A DAB is a standing impartial advisory board appointed at project commencement, comprising of experienced construction professionals with a range of expertise. They take a proactive approach, visit the site at regular intervals to identify issues before they arise and retain open communication channels with the parties.

Where issues arise, the DAB will correspond with all parties with a view to negotiating a settlement and avoiding disputes. If settlement is not reached, the DAB will provide non-binding recommendations. Going through the DAB process is a precondition before escalating to arbitration or litigation, although it does not interfere with the parties’ right to adjudicate.

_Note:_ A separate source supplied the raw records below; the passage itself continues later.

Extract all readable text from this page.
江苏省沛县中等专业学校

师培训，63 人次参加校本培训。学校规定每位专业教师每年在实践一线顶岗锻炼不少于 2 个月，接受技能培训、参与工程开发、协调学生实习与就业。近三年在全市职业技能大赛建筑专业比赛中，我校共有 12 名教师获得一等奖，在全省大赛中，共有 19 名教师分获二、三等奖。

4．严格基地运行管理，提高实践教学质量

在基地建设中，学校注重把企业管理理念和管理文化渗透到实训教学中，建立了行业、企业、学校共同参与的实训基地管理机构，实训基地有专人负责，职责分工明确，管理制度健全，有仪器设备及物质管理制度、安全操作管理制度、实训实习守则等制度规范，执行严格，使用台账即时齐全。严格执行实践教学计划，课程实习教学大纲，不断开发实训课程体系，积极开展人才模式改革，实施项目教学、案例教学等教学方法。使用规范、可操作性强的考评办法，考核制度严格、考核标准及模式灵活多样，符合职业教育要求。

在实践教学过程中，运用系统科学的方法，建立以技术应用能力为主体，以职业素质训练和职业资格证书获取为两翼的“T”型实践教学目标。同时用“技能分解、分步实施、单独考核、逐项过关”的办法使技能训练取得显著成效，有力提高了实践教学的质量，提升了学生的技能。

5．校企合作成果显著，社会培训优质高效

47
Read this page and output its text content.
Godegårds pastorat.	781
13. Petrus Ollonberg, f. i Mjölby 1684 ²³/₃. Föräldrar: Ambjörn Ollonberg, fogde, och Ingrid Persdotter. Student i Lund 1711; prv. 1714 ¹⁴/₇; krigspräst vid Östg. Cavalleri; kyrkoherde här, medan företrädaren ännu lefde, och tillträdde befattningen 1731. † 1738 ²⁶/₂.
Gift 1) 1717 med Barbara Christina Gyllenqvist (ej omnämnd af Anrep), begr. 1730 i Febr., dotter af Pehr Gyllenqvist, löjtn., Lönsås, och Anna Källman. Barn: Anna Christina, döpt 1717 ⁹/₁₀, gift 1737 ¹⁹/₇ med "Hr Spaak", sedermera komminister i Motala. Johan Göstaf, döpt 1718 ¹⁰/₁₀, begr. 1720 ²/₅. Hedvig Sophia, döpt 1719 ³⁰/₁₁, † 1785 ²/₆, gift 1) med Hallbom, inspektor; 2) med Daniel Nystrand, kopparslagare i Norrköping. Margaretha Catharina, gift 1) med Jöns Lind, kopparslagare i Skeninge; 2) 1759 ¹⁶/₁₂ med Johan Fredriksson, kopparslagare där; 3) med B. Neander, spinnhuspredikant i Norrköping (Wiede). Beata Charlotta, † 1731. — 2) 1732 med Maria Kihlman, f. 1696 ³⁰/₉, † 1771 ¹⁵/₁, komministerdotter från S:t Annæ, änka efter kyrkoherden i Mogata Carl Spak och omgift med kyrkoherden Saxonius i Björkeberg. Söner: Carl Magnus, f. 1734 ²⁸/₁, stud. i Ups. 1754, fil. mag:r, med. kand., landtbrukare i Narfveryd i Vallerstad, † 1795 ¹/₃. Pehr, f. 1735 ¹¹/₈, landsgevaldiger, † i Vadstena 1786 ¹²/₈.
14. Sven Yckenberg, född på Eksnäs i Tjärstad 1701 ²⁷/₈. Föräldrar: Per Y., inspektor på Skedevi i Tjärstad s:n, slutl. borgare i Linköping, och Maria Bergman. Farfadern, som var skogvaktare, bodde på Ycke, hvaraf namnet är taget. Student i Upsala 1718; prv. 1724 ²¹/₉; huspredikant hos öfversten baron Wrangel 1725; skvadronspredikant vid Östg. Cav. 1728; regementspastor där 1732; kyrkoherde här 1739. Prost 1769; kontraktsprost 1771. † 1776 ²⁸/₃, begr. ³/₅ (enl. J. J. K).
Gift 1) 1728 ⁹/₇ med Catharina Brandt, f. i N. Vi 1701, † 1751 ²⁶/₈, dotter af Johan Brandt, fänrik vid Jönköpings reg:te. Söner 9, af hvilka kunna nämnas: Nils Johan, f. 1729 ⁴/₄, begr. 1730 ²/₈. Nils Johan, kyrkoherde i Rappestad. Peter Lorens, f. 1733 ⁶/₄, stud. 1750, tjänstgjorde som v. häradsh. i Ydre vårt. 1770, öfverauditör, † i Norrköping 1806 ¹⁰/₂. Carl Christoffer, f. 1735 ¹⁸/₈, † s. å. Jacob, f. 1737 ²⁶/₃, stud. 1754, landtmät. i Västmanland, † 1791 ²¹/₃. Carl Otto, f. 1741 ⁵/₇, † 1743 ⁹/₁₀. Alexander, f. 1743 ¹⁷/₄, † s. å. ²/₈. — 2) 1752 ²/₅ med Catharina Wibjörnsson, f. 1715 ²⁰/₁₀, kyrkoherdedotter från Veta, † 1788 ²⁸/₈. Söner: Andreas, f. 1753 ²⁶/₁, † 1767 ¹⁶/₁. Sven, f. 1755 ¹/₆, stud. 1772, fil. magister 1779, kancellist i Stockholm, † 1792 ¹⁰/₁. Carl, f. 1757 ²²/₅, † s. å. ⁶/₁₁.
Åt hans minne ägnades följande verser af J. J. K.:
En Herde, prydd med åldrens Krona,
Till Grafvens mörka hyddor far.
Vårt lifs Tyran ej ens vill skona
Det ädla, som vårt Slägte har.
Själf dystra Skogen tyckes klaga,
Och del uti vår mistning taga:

The use of DABs in the context of NEC contracts is not new, with one success story being the London 2012 Olympic Games. DABs are also increasingly used for large publicly procured infrastructure projects in New South Wales and may be considered as part of the procurement for the 2032 Brisbane Olympic Games. 

Secondary option clauses

In addition to the core clauses, secondary option clauses are also available to parties, with many of these encouraging more collaborative practices. 

Multiparty collaboration

X12 establishes multiparty collaboration and allows the parties to set out criteria by which parties can work together in a structured way including collaboration objectives, agreeing on shared performance targets with the ability to set key performance indicators as an incentive for achieving them, and defining information-sharing protocols.  

Early contractor involvement

X22 can be used with option C, target cost, and E, cost reimbursable, and provides the option for an early contractor involvement regime (ECI) in which contractors, and crucially their supply chain, are involved from an earlier stage as part of a two-stage procurement process.

ECI means that contractors can shape the design early, allowing for more accurate pricing and programming and less scope for undefined risk contingencies. The benefits include better value, cost certainty, improved risk identification and mitigation, and enhanced collaboration and transparency.

Any ECI process must, however, be managed appropriately and is not risk free. Complaints typically arise where the process is delayed, resulting in increased costs, or ultimately fails to result in an agreed scope and price for the next stage of the works. 

Bonus for early completion

X6 introduces an early completion bonus, which can be used to provide contractors with an incentive to finish early and therefore work more efficiently during the project. 

Alliance contract

At the most collaborative end of the spectrum is the alliance contract, which marks a move away from transactional relationships to long-term collaboration. The approach is different to traditional contracting and requires a significant organisational and behavioural shift towards a ‘one team’ approach.

An alliance contract is a multi-party contract, under which the alliance delivery team all sign up to a single set of terms. The idea is that all parties in the alliance share the risk of the success or failure of the project.

The alliance has a stated set of objectives, with the main responsibilities of members including the delivery of the contract on a ‘best for project’ basis. There is limited scope for pursuing formal claims and the contract includes various mechanisms to discourage disputes and claims including ‘no blame no claim’ provisions and an active role by the alliance board in resolving disputes.